Center for Depression, Anxiety and Stress Research, McLean Hospital, Belmont, Massachusetts; Department of Psychiatry, Harvard Medical School, Boston, Massachusetts; Black Dog Institute, University of New South Wales, Randwick, New South Wales, Australia.
Center for Depression, Anxiety and Stress Research, McLean Hospital, Belmont, Massachusetts; Department of Psychiatry, Harvard Medical School, Boston, Massachusetts.
Biol Psychiatry Cogn Neurosci Neuroimaging. 2021 Jul;6(7):706-715. doi: 10.1016/j.bpsc.2021.01.004. Epub 2021 Jan 26.
The National Institute of Mental Health Research Domain Criteria (RDoC) initiative aims to establish a neurobiologically valid framework for classifying mental illness. Here, we examined whether the RDoC construct of reward learning and three aspects of its underlying neurocircuitry predicted symptom trajectories in individuals with mood pathology.

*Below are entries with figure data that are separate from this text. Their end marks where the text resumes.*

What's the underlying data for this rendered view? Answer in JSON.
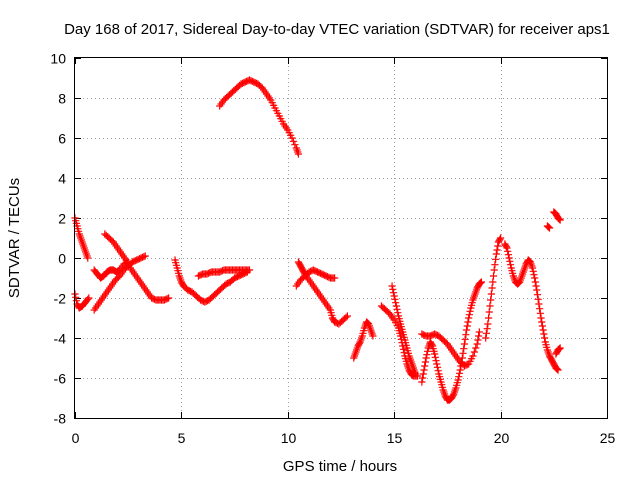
{
  "chart_data": {
    "type": "scatter",
    "title": "Day 168 of 2017, Sidereal Day-to-day VTEC variation (SDTVAR) for receiver aps1",
    "xlabel": "GPS time / hours",
    "ylabel": "SDTVAR / TECUs",
    "xlim": [
      0,
      25
    ],
    "ylim": [
      -8,
      10
    ],
    "xticks": [
      "0",
      "5",
      "10",
      "15",
      "20",
      "25"
    ],
    "yticks": [
      "-8",
      "-6",
      "-4",
      "-2",
      "0",
      "2",
      "4",
      "6",
      "8",
      "10"
    ],
    "grid": true,
    "marker": "+",
    "color": "#ff0000",
    "segments": [
      [
        [
          0.0,
          2.0
        ],
        [
          0.1,
          1.6
        ],
        [
          0.2,
          1.2
        ],
        [
          0.3,
          0.9
        ],
        [
          0.4,
          0.6
        ],
        [
          0.5,
          0.3
        ],
        [
          0.6,
          0.0
        ]
      ],
      [
        [
          0.0,
          -1.8
        ],
        [
          0.1,
          -2.3
        ],
        [
          0.2,
          -2.5
        ],
        [
          0.35,
          -2.4
        ],
        [
          0.5,
          -2.2
        ],
        [
          0.65,
          -2.0
        ]
      ],
      [
        [
          0.9,
          -2.6
        ],
        [
          1.1,
          -2.3
        ],
        [
          1.3,
          -2.0
        ],
        [
          1.5,
          -1.7
        ],
        [
          1.7,
          -1.4
        ],
        [
          1.9,
          -1.1
        ],
        [
          2.1,
          -0.9
        ],
        [
          2.3,
          -0.6
        ],
        [
          2.5,
          -0.4
        ],
        [
          2.7,
          -0.2
        ],
        [
          2.9,
          -0.1
        ],
        [
          3.1,
          0.0
        ],
        [
          3.3,
          0.1
        ]
      ],
      [
        [
          0.9,
          -0.6
        ],
        [
          1.05,
          -0.8
        ],
        [
          1.2,
          -1.0
        ],
        [
          1.35,
          -0.9
        ],
        [
          1.5,
          -0.7
        ],
        [
          1.65,
          -0.6
        ],
        [
          1.8,
          -0.6
        ],
        [
          1.95,
          -0.7
        ],
        [
          2.1,
          -0.6
        ],
        [
          2.3,
          -0.3
        ],
        [
          2.5,
          -0.2
        ]
      ],
      [
        [
          1.4,
          1.2
        ],
        [
          1.6,
          1.0
        ],
        [
          1.8,
          0.8
        ],
        [
          2.0,
          0.5
        ],
        [
          2.2,
          0.2
        ],
        [
          2.4,
          -0.1
        ],
        [
          2.6,
          -0.5
        ],
        [
          2.8,
          -0.8
        ],
        [
          3.0,
          -1.1
        ],
        [
          3.2,
          -1.4
        ],
        [
          3.4,
          -1.7
        ],
        [
          3.6,
          -2.0
        ],
        [
          3.8,
          -2.1
        ],
        [
          4.0,
          -2.1
        ],
        [
          4.2,
          -2.1
        ],
        [
          4.4,
          -2.0
        ]
      ],
      [
        [
          4.7,
          -0.1
        ],
        [
          4.8,
          -0.5
        ],
        [
          4.9,
          -0.9
        ],
        [
          5.0,
          -1.2
        ],
        [
          5.1,
          -1.4
        ],
        [
          5.3,
          -1.6
        ],
        [
          5.5,
          -1.7
        ],
        [
          5.7,
          -1.9
        ],
        [
          5.9,
          -2.1
        ],
        [
          6.1,
          -2.2
        ],
        [
          6.3,
          -2.1
        ],
        [
          6.5,
          -1.9
        ],
        [
          6.7,
          -1.7
        ],
        [
          6.9,
          -1.5
        ],
        [
          7.1,
          -1.3
        ],
        [
          7.3,
          -1.2
        ],
        [
          7.5,
          -1.0
        ],
        [
          7.7,
          -0.9
        ],
        [
          7.9,
          -0.8
        ],
        [
          8.1,
          -0.7
        ]
      ],
      [
        [
          5.8,
          -0.9
        ],
        [
          6.0,
          -0.8
        ],
        [
          6.2,
          -0.8
        ],
        [
          6.4,
          -0.7
        ],
        [
          6.6,
          -0.7
        ],
        [
          6.8,
          -0.7
        ],
        [
          7.0,
          -0.6
        ],
        [
          7.2,
          -0.6
        ],
        [
          7.4,
          -0.6
        ],
        [
          7.6,
          -0.6
        ],
        [
          7.8,
          -0.6
        ],
        [
          8.0,
          -0.6
        ],
        [
          8.2,
          -0.6
        ]
      ],
      [
        [
          6.8,
          7.6
        ],
        [
          7.0,
          7.9
        ],
        [
          7.2,
          8.1
        ],
        [
          7.4,
          8.3
        ],
        [
          7.6,
          8.5
        ],
        [
          7.8,
          8.7
        ],
        [
          8.0,
          8.8
        ],
        [
          8.2,
          8.9
        ],
        [
          8.4,
          8.8
        ],
        [
          8.6,
          8.7
        ],
        [
          8.8,
          8.5
        ],
        [
          9.0,
          8.2
        ],
        [
          9.2,
          7.9
        ],
        [
          9.4,
          7.5
        ],
        [
          9.6,
          7.1
        ],
        [
          9.8,
          6.7
        ],
        [
          10.0,
          6.4
        ],
        [
          10.2,
          6.0
        ],
        [
          10.4,
          5.5
        ],
        [
          10.5,
          5.2
        ]
      ],
      [
        [
          10.5,
          -0.2
        ],
        [
          10.6,
          -0.4
        ],
        [
          10.7,
          -0.6
        ],
        [
          10.8,
          -0.8
        ],
        [
          11.0,
          -1.1
        ],
        [
          11.2,
          -1.4
        ],
        [
          11.4,
          -1.7
        ],
        [
          11.6,
          -2.0
        ],
        [
          11.8,
          -2.3
        ],
        [
          12.0,
          -2.6
        ],
        [
          12.1,
          -3.0
        ],
        [
          12.2,
          -3.2
        ],
        [
          12.4,
          -3.3
        ],
        [
          12.6,
          -3.1
        ],
        [
          12.8,
          -2.9
        ]
      ],
      [
        [
          10.4,
          -1.4
        ],
        [
          10.6,
          -1.1
        ],
        [
          10.8,
          -0.9
        ],
        [
          11.0,
          -0.7
        ],
        [
          11.2,
          -0.6
        ],
        [
          11.4,
          -0.7
        ],
        [
          11.6,
          -0.8
        ],
        [
          11.8,
          -0.9
        ],
        [
          12.0,
          -1.0
        ],
        [
          12.2,
          -1.0
        ]
      ],
      [
        [
          13.1,
          -5.0
        ],
        [
          13.2,
          -4.7
        ],
        [
          13.3,
          -4.4
        ],
        [
          13.4,
          -4.2
        ],
        [
          13.5,
          -3.9
        ],
        [
          13.6,
          -3.5
        ],
        [
          13.7,
          -3.2
        ],
        [
          13.8,
          -3.3
        ],
        [
          13.9,
          -3.6
        ],
        [
          14.0,
          -3.9
        ]
      ],
      [
        [
          14.4,
          -2.4
        ],
        [
          14.6,
          -2.6
        ],
        [
          14.8,
          -2.8
        ],
        [
          15.0,
          -3.1
        ],
        [
          15.2,
          -3.5
        ],
        [
          15.3,
          -3.9
        ],
        [
          15.4,
          -4.4
        ],
        [
          15.5,
          -4.9
        ],
        [
          15.6,
          -5.3
        ],
        [
          15.7,
          -5.6
        ],
        [
          15.8,
          -5.8
        ],
        [
          15.9,
          -5.9
        ],
        [
          16.1,
          -5.9
        ]
      ],
      [
        [
          14.9,
          -1.4
        ],
        [
          15.0,
          -1.9
        ],
        [
          15.1,
          -2.4
        ],
        [
          15.2,
          -2.9
        ],
        [
          15.3,
          -3.3
        ],
        [
          15.4,
          -3.7
        ],
        [
          15.5,
          -4.1
        ],
        [
          15.6,
          -4.5
        ],
        [
          15.7,
          -4.9
        ],
        [
          15.8,
          -5.2
        ],
        [
          15.9,
          -5.5
        ],
        [
          16.0,
          -5.8
        ]
      ],
      [
        [
          16.3,
          -6.2
        ],
        [
          16.4,
          -5.6
        ],
        [
          16.5,
          -5.0
        ],
        [
          16.6,
          -4.5
        ],
        [
          16.7,
          -4.2
        ],
        [
          16.8,
          -4.4
        ],
        [
          16.9,
          -4.8
        ],
        [
          17.0,
          -5.3
        ],
        [
          17.1,
          -5.8
        ],
        [
          17.2,
          -6.2
        ],
        [
          17.3,
          -6.6
        ],
        [
          17.4,
          -6.9
        ],
        [
          17.5,
          -7.1
        ],
        [
          17.6,
          -7.1
        ],
        [
          17.7,
          -7.0
        ],
        [
          17.8,
          -6.8
        ],
        [
          17.9,
          -6.5
        ],
        [
          18.0,
          -6.1
        ],
        [
          18.1,
          -5.6
        ],
        [
          18.2,
          -5.0
        ],
        [
          18.3,
          -4.3
        ],
        [
          18.4,
          -3.6
        ],
        [
          18.5,
          -3.0
        ],
        [
          18.6,
          -2.5
        ],
        [
          18.7,
          -2.1
        ],
        [
          18.8,
          -1.8
        ],
        [
          18.9,
          -1.5
        ],
        [
          19.0,
          -1.3
        ],
        [
          19.1,
          -1.2
        ]
      ],
      [
        [
          16.3,
          -3.8
        ],
        [
          16.5,
          -3.9
        ],
        [
          16.7,
          -3.9
        ],
        [
          16.9,
          -3.8
        ],
        [
          17.1,
          -3.9
        ],
        [
          17.3,
          -4.1
        ],
        [
          17.5,
          -4.3
        ],
        [
          17.7,
          -4.6
        ],
        [
          17.9,
          -4.9
        ],
        [
          18.1,
          -5.2
        ],
        [
          18.3,
          -5.4
        ],
        [
          18.5,
          -5.3
        ],
        [
          18.7,
          -4.9
        ],
        [
          18.9,
          -4.3
        ],
        [
          19.0,
          -3.7
        ]
      ],
      [
        [
          19.3,
          -4.0
        ],
        [
          19.4,
          -3.3
        ],
        [
          19.5,
          -2.4
        ],
        [
          19.6,
          -1.5
        ],
        [
          19.7,
          -0.6
        ],
        [
          19.8,
          0.2
        ],
        [
          19.9,
          0.8
        ],
        [
          20.0,
          1.0
        ]
      ],
      [
        [
          20.2,
          0.7
        ],
        [
          20.3,
          0.5
        ],
        [
          20.4,
          0.0
        ],
        [
          20.5,
          -0.5
        ],
        [
          20.6,
          -0.9
        ],
        [
          20.7,
          -1.2
        ],
        [
          20.8,
          -1.3
        ],
        [
          20.9,
          -1.2
        ],
        [
          21.0,
          -0.9
        ],
        [
          21.1,
          -0.6
        ],
        [
          21.2,
          -0.3
        ],
        [
          21.3,
          -0.1
        ],
        [
          21.4,
          -0.2
        ],
        [
          21.5,
          -0.5
        ],
        [
          21.6,
          -1.0
        ],
        [
          21.7,
          -1.6
        ],
        [
          21.8,
          -2.3
        ],
        [
          21.9,
          -3.0
        ],
        [
          22.0,
          -3.6
        ],
        [
          22.1,
          -4.2
        ],
        [
          22.2,
          -4.6
        ],
        [
          22.3,
          -4.9
        ],
        [
          22.4,
          -5.1
        ],
        [
          22.5,
          -5.3
        ],
        [
          22.6,
          -5.5
        ],
        [
          22.7,
          -5.6
        ]
      ],
      [
        [
          22.6,
          -4.8
        ],
        [
          22.7,
          -4.6
        ],
        [
          22.8,
          -4.5
        ]
      ],
      [
        [
          22.2,
          1.6
        ],
        [
          22.3,
          1.5
        ]
      ],
      [
        [
          22.5,
          2.3
        ],
        [
          22.6,
          2.2
        ],
        [
          22.7,
          2.0
        ],
        [
          22.8,
          1.9
        ]
      ]
    ]
  }
}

Aligning with the RDoC approach, we recruited individuals (n = 80 with mood disorders [58 unipolar and 22 bipolar] and n = 32 control subjects; 63.4% female) based on their performance on a laboratory-based reward learning task rather than clinical diagnosis. We then assessed 1) anterior cingulate cortex prediction errors using electroencephalography, 2) striatal reward prediction errors using functional magnetic resonance imaging, and 3) medial prefrontal cortex glutamatergic function (mPFC Gln/Glu) using H magnetic resonance spectroscopy. Severity of anhedonia, (hypo)mania, and impulsivity were measured at baseline, 3 months, and 6 months.
Greater homogeneity in aspects of brain function (mPFC Gln/Glu) was observed when individuals were classified according to reward learning ability rather than diagnosis. Furthermore, mPFC Gln/Glu levels predicted more severe (hypo)manic symptoms cross-sectionally, predicted worsening (hypo)manic symptoms longitudinally, and explained greater variance in future (hypo)manic symptoms than diagnostic information. However, rather than being transdiagnostic, this effect was specific to individuals with bipolar disorder. Prediction error indices were unrelated to symptom severity.
Although findings are preliminary and require replication, they suggest that heightened mPFC Gln/Glu warrants further consideration as a predictor of future (hypo)mania. Importantly, this work highlights the value of an RDoC approach that works in tandem with, rather than independent of, traditional diagnostic frameworks.
美国国立精神卫生研究所的研究领域标准(RDoC)计划旨在建立一个具有神经生物学效度的精神疾病分类框架。在这里,我们研究了 RDoC 的奖励学习结构及其潜在神经回路的三个方面是否可以预测具有心境病理的个体的症状轨迹。
我们根据个体在实验室奖励学习任务中的表现(而非临床诊断)招募了 80 名(58 名单相和 22 名双相心境障碍患者和 32 名对照受试者;女性占 63.4%)参与者,以此来与 RDoC 方法保持一致。然后,我们评估了 1)使用脑电图记录的前扣带回皮层预测错误,2)使用功能磁共振成像记录的纹状体奖励预测错误,3)使用 H 磁共振波谱记录的内侧前额叶皮层谷氨酸能功能(mPFC Gln/Glu)。在基线、3 个月和 6 个月时,我们测量了快感缺失、(轻)躁狂和冲动的严重程度。
当根据奖励学习能力而不是诊断对个体进行分类时,观察到大脑功能(mPFC Gln/Glu)的各个方面更加一致。此外,mPFC Gln/Glu 水平可以预测更严重的(轻)躁狂症状的横断面,预测(轻)躁狂症状的恶化,比诊断信息能更好地解释未来(轻)躁狂症状的变异性。但是,这种影响不是跨诊断的,而是针对双相障碍患者的。预测误差指数与症状严重程度无关。
尽管研究结果尚属初步且需要重复,但它们表明,mPFC Gln/Glu 水平升高值得进一步研究作为未来(轻)躁狂的预测因子。重要的是,这项工作强调了 RDoC 方法的价值,该方法与传统的诊断框架相辅相成,而不是独立于其之外。